Kate Krontiris, wife of Chief Minister Dr. David Moinina Sengeh, has received her Sierra Leonean passport, completing the naturalization process she began in February.
Krontiris said her passport is among the first issued through Sierra Leone’s new fully digitized system at the Immigration Department, which aims to improve service delivery, transparency, and accountability.
“As a user experience researcher, I know the process wasn’t without its small hiccups — but that is to be expected. Overall, it reduced my time at the passport office, offered a verified trail of documentation substantiating my request, and ensured that all passport fees were paid centrally into official Government accounts,” she said.
Krontiris was granted citizenship in May, after taking the Oath of Allegiance before President Julius Maada Bio. She said the occasion marked the first time all members of her family shared the same citizenship — that of Sierra Leone.
She first visited Sierra Leone in 2013 with her then-boyfriend, David Sengeh. The family later moved to the country after Sengeh was appointed Chief Innovation Officer. They have two daughters, Nyaanina and Peynina.
Reflecting on the new digital passport process, Krontiris said it reduces trips to the passport office, informal fees, geographic barriers, and lost paperwork.

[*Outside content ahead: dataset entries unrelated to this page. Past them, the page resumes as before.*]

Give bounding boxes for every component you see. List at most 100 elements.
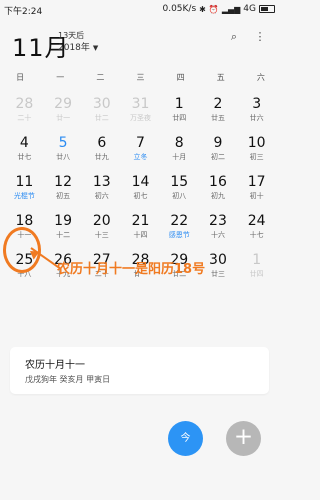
day-cell[interactable]: 8 十月: [160, 131, 199, 170]
day-cell[interactable]: 2 廿五: [199, 92, 238, 131]
day-number: 29: [54, 96, 72, 112]
day-number: 1: [252, 252, 262, 268]
weekday-label: 六: [256, 73, 265, 82]
day-cell[interactable]: 30 廿二: [82, 92, 121, 131]
day-number: 6: [97, 135, 107, 151]
day-cell[interactable]: 3 廿六: [237, 92, 276, 131]
day-cell[interactable]: 10 初三: [237, 131, 276, 170]
lunar-label: 廿二: [94, 114, 109, 122]
calendar-week-row: 11 光棍节 12 初五 13 初六 14 初七 15 初八 16 初九 17 初十: [5, 170, 276, 209]
day-cell[interactable]: 5 廿八: [44, 131, 83, 170]
day-cell[interactable]: 29 廿一: [44, 92, 83, 131]
toolbar: ⌕ ⋮: [227, 30, 267, 44]
day-number: 5: [58, 135, 68, 151]
lunar-label: 初七: [133, 192, 148, 200]
day-cell[interactable]: 15 初八: [160, 170, 199, 209]
day-number: 8: [174, 135, 184, 151]
search-icon[interactable]: ⌕: [227, 30, 241, 44]
lunar-label: 廿一: [56, 114, 71, 122]
lunar-label: 廿四: [172, 114, 187, 122]
ganzhi-detail: 戊戌狗年 癸亥月 甲寅日: [25, 375, 111, 384]
day-number: 19: [54, 213, 72, 229]
annotation-text: 农历十月十一是阳历18号: [57, 262, 206, 277]
day-cell[interactable]: 24 十七: [237, 209, 276, 248]
day-cell[interactable]: 14 初七: [121, 170, 160, 209]
lunar-label: 廿四: [249, 270, 264, 278]
day-cell[interactable]: 16 初九: [199, 170, 238, 209]
day-number: 1: [174, 96, 184, 112]
weekday-label: 日: [16, 73, 25, 82]
day-number: 28: [15, 96, 34, 112]
day-number: 10: [247, 135, 266, 151]
weekday-label: 一: [56, 73, 65, 82]
chevron-down-icon: ▼: [92, 44, 99, 52]
weekday-label: 二: [96, 73, 105, 82]
lunar-label: 初九: [210, 192, 225, 200]
day-number: 23: [209, 213, 227, 229]
lunar-label: 廿九: [94, 153, 109, 161]
day-number: 3: [252, 96, 262, 112]
status-bar: 下午2:24 0.05K/s ✱ ⏰ ▂▄▆ 4G: [0, 0, 281, 18]
lunar-label: 立冬: [133, 153, 148, 161]
day-cell[interactable]: 31 万圣夜: [121, 92, 160, 131]
day-cell[interactable]: 22 感恩节: [160, 209, 199, 248]
alarm-icon: ⏰: [208, 4, 219, 14]
day-cell[interactable]: 20 十三: [82, 209, 121, 248]
weekday-header: 日一二三四五六: [0, 72, 281, 83]
more-icon[interactable]: ⋮: [253, 30, 267, 44]
day-number: 4: [19, 135, 29, 151]
day-number: 2: [213, 96, 223, 112]
day-cell[interactable]: 17 初十: [237, 170, 276, 209]
day-cell[interactable]: 1 廿四: [237, 248, 276, 287]
day-cell[interactable]: 19 十二: [44, 209, 83, 248]
today-button[interactable]: 今: [168, 421, 203, 456]
signal-icon: ▂▄▆: [221, 4, 241, 14]
lunar-label: 廿八: [56, 153, 71, 161]
bluetooth-icon: ✱: [199, 4, 206, 14]
year-selector[interactable]: 2018年 ▼: [58, 42, 98, 54]
day-cell[interactable]: 7 立冬: [121, 131, 160, 170]
lunar-label: 初十: [249, 192, 264, 200]
day-number: 12: [54, 174, 72, 190]
day-cell[interactable]: 13 初六: [82, 170, 121, 209]
lunar-label: 十七: [249, 231, 264, 239]
day-number: 21: [131, 213, 150, 229]
day-number: 17: [247, 174, 266, 190]
calendar-week-row: 28 二十 29 廿一 30 廿二 31 万圣夜 1 廿四 2 廿五 3 廿六: [5, 92, 276, 131]
lunar-date-title: 农历十月十一: [25, 360, 85, 371]
day-cell[interactable]: 21 十四: [121, 209, 160, 248]
lunar-label: 光棍节: [13, 192, 35, 200]
header-subtitle: 13天后 2018年 ▼: [58, 30, 98, 54]
day-number: 13: [92, 174, 111, 190]
calendar-week-row: 18 十一 19 十二 20 十三 21 十四 22 感恩节 23 十六 24 十七: [5, 209, 276, 248]
day-number: 11: [15, 174, 34, 190]
lunar-label: 十月: [172, 153, 187, 161]
lunar-info-card[interactable]: 农历十月十一 戊戌狗年 癸亥月 甲寅日: [10, 347, 269, 394]
day-number: 16: [209, 174, 227, 190]
weekday-label: 五: [216, 73, 225, 82]
lunar-label: 廿五: [210, 114, 225, 122]
network-speed: 0.05K/s: [162, 4, 197, 14]
day-cell[interactable]: 1 廿四: [160, 92, 199, 131]
day-cell[interactable]: 4 廿七: [5, 131, 44, 170]
day-number: 15: [170, 174, 189, 190]
day-number: 30: [92, 96, 111, 112]
day-number: 24: [247, 213, 266, 229]
lunar-label: 初三: [249, 153, 264, 161]
lunar-label: 感恩节: [168, 231, 190, 239]
day-cell[interactable]: 6 廿九: [82, 131, 121, 170]
day-cell[interactable]: 12 初五: [44, 170, 83, 209]
calendar-week-row: 4 廿七 5 廿八 6 廿九 7 立冬 8 十月 9 初二 10 初三: [5, 131, 276, 170]
day-cell[interactable]: 28 二十: [5, 92, 44, 131]
status-indicators: 0.05K/s ✱ ⏰ ▂▄▆ 4G: [162, 4, 275, 14]
lunar-label: 初五: [56, 192, 71, 200]
day-number: 22: [170, 213, 189, 229]
weekday-label: 四: [176, 73, 185, 82]
lunar-label: 廿七: [17, 153, 32, 161]
add-event-button[interactable]: +: [226, 421, 261, 456]
lunar-label: 十四: [133, 231, 148, 239]
day-cell[interactable]: 9 初二: [199, 131, 238, 170]
days-later-label: 13天后: [58, 31, 85, 40]
day-cell[interactable]: 11 光棍节: [5, 170, 44, 209]
day-cell[interactable]: 23 十六: [199, 209, 238, 248]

“Digitization isn’t the same as inclusion — unless it’s built that way. The new process reduces the trips, the informal fees, the geographic barriers, the opaque middlemen, the paper that gets lost. This is inclusion as service delivery,” she said.
Krontiris previously worked with the U.S. Digital Service under President Barack Obama, helping modernize immigrant visa applications.
“I know the unglamorous interior of legacy systems, the institutional gravity pulling everything toward ‘this is how we’ve always done it.’ And I know what it’s like to be the applicant — waiting patiently, sometimes for years, for a government to review a form, grant a request, allow a dream to run its course,” she said.
She expressed gratitude to Sierra Leoneans who helped her feel connected to the country through music, creativity, leadership, and civic engagement.
“Today, I feel profoundly happy, proud, and privileged — and so extremely hopeful for the next chapter ahead,” she stated.